CONSIDERAZIONI CONCLUSIVE

Il bassorilievo di Piazza Rosa raffigura il Marte Italico del primo culto, probabilmente a cavallo (o alla guida di un carro), munito di lancia dal cuspide ricurvo ed elmo, con raffigurazione degli animali sacri al Dio per eccellenza, il lupo ed il picchio. In merito alla datazione si può ipotizzare che sia coevo ai tempi che rappresenta e quindi scolpito in una fascia di tempo che va dal villanoviano (IX secolo a.c.) alla prima Roma regia (metà fine VIII secolo a.c.), oppure che sia stato realizzato in epoche successive seguendo uno schema iconografico tradizionale della divinità.
L’identificazione di Marte all’interno del bassorilievo posto alle falde dell’Acropoli di Alatri rafforza la tesi della presenza del culto di Marte tra gli Ernici ed in particolari tra gli alatrini nonché la tradizione storica che vuole la chiatta ernica derivazione diretta di quella marsa per via di un ver sacrum effettuato non più tardi del IX secolo a.c.
Le fonti ottocentesche, in specie V.G. Moroni e A. Amati, secondo i quali l’informe bassorilievo posto al lato sinistro di Porta San Pietro, (già chiamata Porta Bellona, divinità paredra di Marte), coevo alla posa in opera del muro poligonale, era chiamato dagli alatrini Marzo, vanno,     opportunamente considerate e, unite alle risultanze del mio studio, sembrano decisamente confermare che Marte sia stato la divinità principale delle prime genti che hanno occupato la città di Alatri. Del resto Un palese collegamento tra gli Ernici ed il culto di Marte  è a mio parere offerto da Virgilio nell’Eneide (L VII vv 688-689 (“fulvosque lupi de pelle galeros tegmen habent capit”).
Il sommo poeta  va oltre la narrazione di un’usanza bellica e con essa testimonia quanto fosse presente tra gli Ernici il culto di Marte: il guerriero ernico in battaglia necessita di protezione e chiede aiuto a Marte.
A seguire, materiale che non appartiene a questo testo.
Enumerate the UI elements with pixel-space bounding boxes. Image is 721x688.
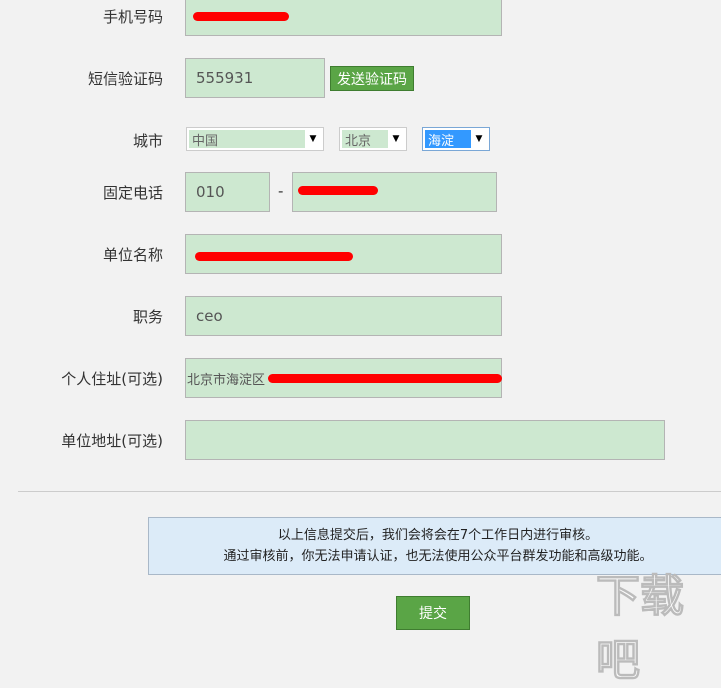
province-value: 北京: [342, 130, 388, 149]
job-title-input[interactable]: ceo: [185, 296, 502, 336]
address-label: 个人住址(可选): [61, 370, 163, 388]
redaction-mark: [193, 12, 289, 21]
watermark-logo: 下载吧: [596, 571, 685, 687]
phone-separator: -: [278, 182, 284, 200]
title-label: 职务: [132, 308, 163, 326]
sms-code-value: 555931: [196, 69, 254, 87]
redaction-mark: [268, 374, 502, 383]
send-code-button[interactable]: 发送验证码: [330, 66, 414, 91]
notice-line: 以上信息提交后，我们会将会在7个工作日内进行审核。: [277, 528, 599, 543]
job-title-value: ceo: [196, 307, 223, 325]
province-select[interactable]: 北京 ▼: [339, 127, 407, 151]
area-code-input[interactable]: 010: [185, 172, 270, 212]
mobile-label: 手机号码: [102, 8, 163, 26]
country-value: 中国: [189, 130, 305, 149]
city-label: 城市: [132, 132, 163, 150]
district-value: 海淀: [425, 130, 471, 149]
sms-code-input[interactable]: 555931: [185, 58, 325, 98]
address-value: 北京市海淀区: [187, 372, 266, 388]
redaction-mark: [298, 186, 378, 195]
chevron-down-icon: ▼: [475, 134, 483, 144]
divider: [18, 491, 721, 492]
company-address-input[interactable]: [185, 420, 665, 460]
redaction-mark: [195, 252, 353, 261]
phone-label: 固定电话: [102, 184, 163, 202]
country-select[interactable]: 中国 ▼: [186, 127, 324, 151]
chevron-down-icon: ▼: [392, 134, 400, 144]
district-select[interactable]: 海淀 ▼: [422, 127, 490, 151]
area-code-value: 010: [196, 183, 225, 201]
company-label: 单位名称: [102, 246, 163, 264]
chevron-down-icon: ▼: [309, 134, 317, 144]
sms-label: 短信验证码: [87, 70, 163, 88]
submit-button[interactable]: 提交: [396, 596, 470, 630]
company-address-label: 单位地址(可选): [61, 432, 163, 450]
Lo fa attraverso un rituale preciso, assumendo le sembianze del’animale totemico che lo rappresenta, il lupo, esattamente come i giovani consacrati si affidavano all’animale guida per affrontare il ver sacrum.
Mi preme a questo punto ringraziare l’amico, professor Orgiti, la cui passione verso l’arte e l’antichità ha contribuito alla realizzazione di questo mio studio.